Now, suppose that we have a prior of the form \(\boldsymbol{\beta}\sim \mathcal{N}\left(\boldsymbol{0}, s^2 \boldsymbol{I}_P\right)\), and that \(\boldsymbol{Y}= \boldsymbol{X}\boldsymbol{\beta}+ \boldsymbol{\varepsilon}\), where \(\boldsymbol{\varepsilon}\sim \mathcal{N}\left(\boldsymbol{0}, \sigma^2 \boldsymbol{I}_N\right)\), for some known \(\sigma^2\) and \(s^2\).
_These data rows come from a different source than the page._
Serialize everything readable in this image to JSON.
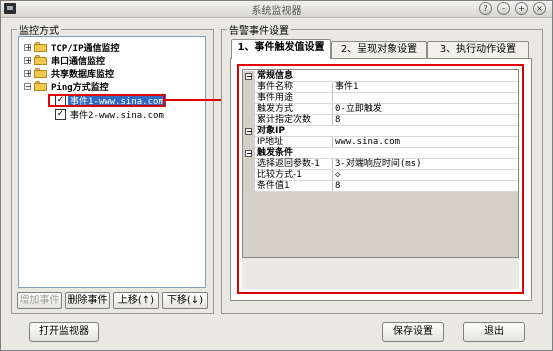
{
  "window": {
    "title": "系统监视器",
    "controls": [
      "help",
      "minimize",
      "maximize",
      "close"
    ]
  },
  "left_panel": {
    "label": "监控方式",
    "tree": [
      {
        "label": "TCP/IP通信监控",
        "expanded": false
      },
      {
        "label": "串口通信监控",
        "expanded": false
      },
      {
        "label": "共享数据库监控",
        "expanded": false
      },
      {
        "label": "Ping方式监控",
        "expanded": true,
        "children": [
          {
            "label": "事件1-www.sina.com",
            "checked": true,
            "selected": true
          },
          {
            "label": "事件2-www.sina.com",
            "checked": true,
            "selected": false
          }
        ]
      }
    ],
    "buttons": {
      "add": "增加事件",
      "delete": "删除事件",
      "move_up": "上移(↑)",
      "move_down": "下移(↓)"
    }
  },
  "right_panel": {
    "label": "告警事件设置",
    "tabs": [
      "1、事件触发值设置",
      "2、呈现对象设置",
      "3、执行动作设置"
    ],
    "active_tab": 0,
    "properties": {
      "cat1": "常规信息",
      "rows1": [
        {
          "k": "事件名称",
          "v": "事件1"
        },
        {
          "k": "事件用途",
          "v": ""
        },
        {
          "k": "触发方式",
          "v": "0-立即触发"
        },
        {
          "k": "累计指定次数",
          "v": "8"
        }
      ],
      "cat2": "对象IP",
      "rows2": [
        {
          "k": "IP地址",
          "v": "www.sina.com"
        }
      ],
      "cat3": "触发条件",
      "rows3": [
        {
          "k": "选择返回参数-1",
          "v": "3-对端响应时间(ms)"
        },
        {
          "k": "比较方式-1",
          "v": "◇"
        },
        {
          "k": "条件值1",
          "v": "8"
        }
      ]
    }
  },
  "bottom": {
    "open_monitor": "打开监视器",
    "save": "保存设置",
    "exit": "退出"
  },
  "colors": {
    "highlight": "#e00000",
    "tree_selection": "#316ac5"
  }
}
Here, take \(\boldsymbol{X}\) as fixed, and \(\boldsymbol{\varepsilon}\) and \(\boldsymbol{\beta}\) as independent.

(d) Compute the following quantities:

\(\mathbb{E}\left[\boldsymbol{Y}\right]\)
\(\mathbb{E}\left[\boldsymbol{\beta}\right]\)
\(\mathrm{Cov}\left(\boldsymbol{Y}\right)\)
\(\mathrm{Cov}\left(\boldsymbol{\beta}, \boldsymbol{Y}\right)\)
\(\mathrm{Cov}\left(\boldsymbol{\beta}\right)\)
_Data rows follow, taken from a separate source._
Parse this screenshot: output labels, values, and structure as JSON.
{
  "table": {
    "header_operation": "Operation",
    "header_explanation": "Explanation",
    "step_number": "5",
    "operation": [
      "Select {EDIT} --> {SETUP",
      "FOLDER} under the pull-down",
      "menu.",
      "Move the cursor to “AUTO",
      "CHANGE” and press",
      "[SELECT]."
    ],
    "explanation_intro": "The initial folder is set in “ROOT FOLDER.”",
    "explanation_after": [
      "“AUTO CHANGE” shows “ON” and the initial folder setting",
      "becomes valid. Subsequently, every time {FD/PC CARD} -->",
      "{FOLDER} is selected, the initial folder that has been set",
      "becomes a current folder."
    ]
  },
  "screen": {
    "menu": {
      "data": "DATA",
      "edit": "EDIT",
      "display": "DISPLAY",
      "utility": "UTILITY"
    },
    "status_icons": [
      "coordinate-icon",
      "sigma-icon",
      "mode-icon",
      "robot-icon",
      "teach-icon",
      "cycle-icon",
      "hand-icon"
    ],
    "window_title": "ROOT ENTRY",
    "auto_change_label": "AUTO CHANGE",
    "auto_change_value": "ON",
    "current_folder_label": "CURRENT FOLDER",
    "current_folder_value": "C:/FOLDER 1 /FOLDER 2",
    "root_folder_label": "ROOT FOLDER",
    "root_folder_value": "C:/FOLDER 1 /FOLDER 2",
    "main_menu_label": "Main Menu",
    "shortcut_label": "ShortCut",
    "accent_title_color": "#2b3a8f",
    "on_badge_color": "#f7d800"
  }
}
(e) Using (d), write down the joint distribution of the stacked vector \((\boldsymbol{\beta}^\intercal, \boldsymbol{Y}^\intercal)^\intercal\).

(f) Using (e) and the formula for the conditional distribution of multivariate normals, find the posterior distribution \(p(\boldsymbol{\beta}\vert \boldsymbol{Y})\).
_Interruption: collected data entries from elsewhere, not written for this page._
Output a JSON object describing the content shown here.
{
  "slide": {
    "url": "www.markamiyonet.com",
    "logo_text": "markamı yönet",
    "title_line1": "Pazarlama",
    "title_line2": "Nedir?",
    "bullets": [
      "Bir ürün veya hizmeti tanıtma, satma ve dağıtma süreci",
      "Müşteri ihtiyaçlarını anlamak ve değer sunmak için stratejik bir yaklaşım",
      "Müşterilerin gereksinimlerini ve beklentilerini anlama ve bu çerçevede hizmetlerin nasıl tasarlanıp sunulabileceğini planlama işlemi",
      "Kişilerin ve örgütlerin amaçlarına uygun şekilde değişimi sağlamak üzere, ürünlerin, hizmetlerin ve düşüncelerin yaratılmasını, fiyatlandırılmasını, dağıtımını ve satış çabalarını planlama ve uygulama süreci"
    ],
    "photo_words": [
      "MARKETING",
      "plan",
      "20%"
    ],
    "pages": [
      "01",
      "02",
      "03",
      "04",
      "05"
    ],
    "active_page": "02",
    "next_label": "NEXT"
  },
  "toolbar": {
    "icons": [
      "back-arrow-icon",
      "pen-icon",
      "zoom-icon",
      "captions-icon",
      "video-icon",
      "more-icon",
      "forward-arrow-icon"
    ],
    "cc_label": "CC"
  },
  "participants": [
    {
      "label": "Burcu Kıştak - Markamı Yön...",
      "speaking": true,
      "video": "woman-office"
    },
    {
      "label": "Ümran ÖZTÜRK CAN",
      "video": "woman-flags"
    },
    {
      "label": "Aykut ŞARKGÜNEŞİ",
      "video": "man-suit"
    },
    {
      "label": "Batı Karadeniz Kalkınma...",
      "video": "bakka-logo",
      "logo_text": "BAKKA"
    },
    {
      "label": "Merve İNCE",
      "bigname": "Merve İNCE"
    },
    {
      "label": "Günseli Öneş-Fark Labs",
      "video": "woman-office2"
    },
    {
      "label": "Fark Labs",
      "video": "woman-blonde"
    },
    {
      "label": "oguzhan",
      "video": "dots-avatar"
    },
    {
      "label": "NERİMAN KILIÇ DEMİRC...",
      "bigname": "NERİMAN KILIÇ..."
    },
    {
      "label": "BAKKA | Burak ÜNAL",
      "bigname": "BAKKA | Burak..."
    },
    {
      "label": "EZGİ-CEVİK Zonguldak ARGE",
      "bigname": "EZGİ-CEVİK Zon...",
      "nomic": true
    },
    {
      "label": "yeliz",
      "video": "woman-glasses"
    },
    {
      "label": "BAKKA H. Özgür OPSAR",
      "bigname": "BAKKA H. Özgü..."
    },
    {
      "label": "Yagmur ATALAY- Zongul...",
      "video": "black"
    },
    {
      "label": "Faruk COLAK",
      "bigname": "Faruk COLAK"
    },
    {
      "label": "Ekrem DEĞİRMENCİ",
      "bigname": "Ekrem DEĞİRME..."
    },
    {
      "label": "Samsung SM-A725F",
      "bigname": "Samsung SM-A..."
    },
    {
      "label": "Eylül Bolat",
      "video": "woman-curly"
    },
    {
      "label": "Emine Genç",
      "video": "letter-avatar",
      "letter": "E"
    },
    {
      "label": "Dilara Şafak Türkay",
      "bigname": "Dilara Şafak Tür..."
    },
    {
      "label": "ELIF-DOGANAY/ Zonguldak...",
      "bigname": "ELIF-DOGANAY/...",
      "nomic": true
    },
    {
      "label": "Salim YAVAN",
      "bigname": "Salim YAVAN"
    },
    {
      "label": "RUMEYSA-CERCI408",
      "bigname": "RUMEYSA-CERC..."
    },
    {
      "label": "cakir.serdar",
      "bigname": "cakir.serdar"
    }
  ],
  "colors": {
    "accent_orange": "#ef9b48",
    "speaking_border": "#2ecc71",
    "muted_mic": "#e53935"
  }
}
(g) What happens to the posterior mean \(\mathbb{E}\left[\boldsymbol{\beta}\vert \boldsymbol{Y}\right]\) as \(s\rightarrow \infty\)? What happens as \(s\rightarrow 0\)?

(h) What happens to the posterior variance \(\mathrm{Cov}\left(\sqrt{N} \boldsymbol{\beta}\vert \boldsymbol{Y}\right)\) as \(s\rightarrow \infty\)? (Note the scaling by \(\sqrt{N}\).) How does this relate to the limiting frequentist covariance of \(\sqrt{N}(\hat{\boldsymbol{\beta}}- {\boldsymbol{\beta}^{*}})\) given by the CLT?

(i) For what value of \(\lambda\) is the posterior mean \(\mathbb{E}\left[\boldsymbol{\beta}\vert \boldsymbol{Y}\right]\) the same as the ridge regression estimator?